Image Credit: @its_so_london
8. Little Venice
Tree-lined canals and colourful boats make this the perfect place to stroll away from the hustle and bustle of the city. This calm stretch of water joins the Grand Union Canal and the Regent’s Canal, from Hyde Park to Warwick Avenue. With a backdrop of grand townhouses Little Venice embodies the grandeur of its namesake. Additionally, the triangular pool is home to a number of quaint floating businesses, including a café, art gallery, and even a boat hotel. Walking the towpath takes around an hour, and offers glimpses into some of the city’s bigger attractions, such as London Zoo.
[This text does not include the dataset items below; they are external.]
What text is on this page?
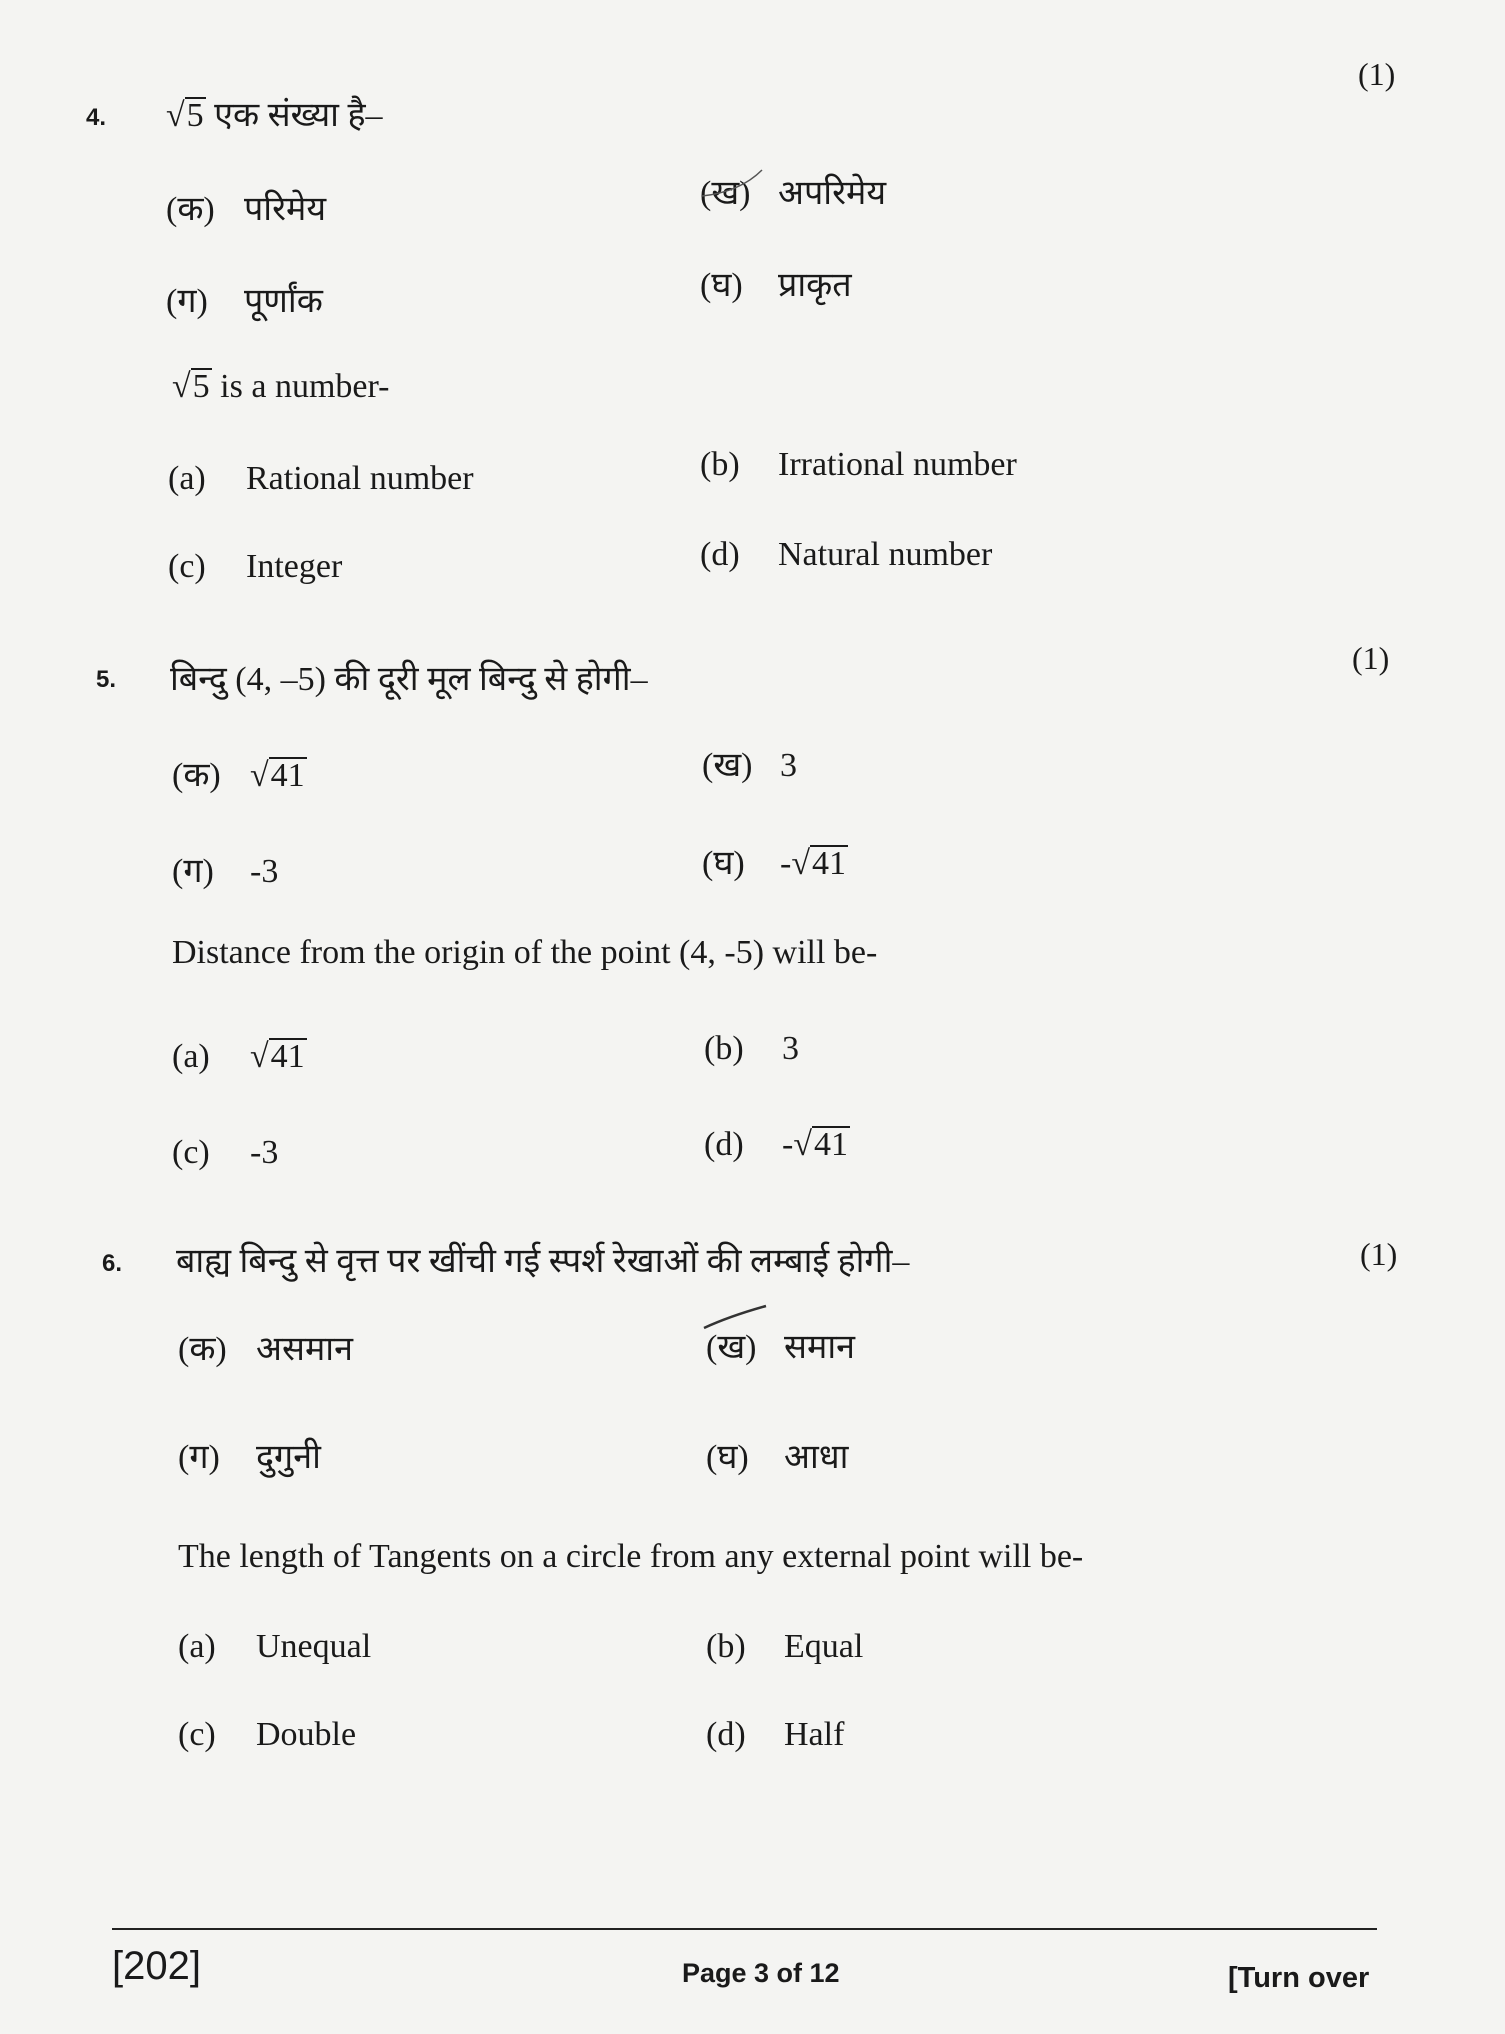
4.
(1)
√ 5 एक संख्या है–
(क) परिमेय	(ख) अपरिमेय
(ग)	पूर्णांक	(घ)	प्राकृत
√ 5 is a number-
(a)	Rational number	(b)	Irrational number
(c)	Integer	(d)	Natural number
5.
(1)
बिन्दु (4, –5) की दूरी मूल बिन्दु से होगी–
(क) √ 41	(ख) 3
(ग)	-3	(घ)	- √ 41
Distance from the origin of the point (4, -5) will be-
(a)	√ 41	(b)	3
(c)	-3	(d)	- √ 41
6.	(1)
बाह्य बिन्दु से वृत्त पर खींची गई स्पर्श रेखाओं की लम्बाई होगी–
(क) असमान	(ख) समान
(ग)	दुगुनी	(घ)	आधा
The length of Tangents on a circle from any external point will be-
(a)	Unequal	(b)	Equal
(c)	Double	(d)	Half
[202]	Page 3 of 12	[Turn over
Image Credit: @londons_venice
9. Chelsea Physic Garden
This secret garden at the edge of the Thames has been in existence since 1673, when Apothecaries opened it to grow medicinal plants. Here they taught their apprentices how to identify plants and their various uses. Additionally its Thameside location offered the perfect base for plant-finding expeditions. A warm microclimate allows some exotic specimens to flourish. Glasshouses also provide shelter for cocoa and coffee plants, and a collection of desert cacti. As the second oldest botanical garden in the UK, Chelsea Physic Garden is full with history.
Image Credit: @chelsea_physic_garden
10. Postman’s Park
Named after the postal workers who frequented it, Postman’s Park is home to one of the most poignant memorials in London. In 1900 the artist George Frederic Watts established the Memorial for Heroic Self-Sacrifice. It commemorated ordinary people who had died saving others, and who would have otherwise been forgotten. Just around the corner from the busy streets near St Paul’s Cathedral, Postman’s Park a quiet place for reflection.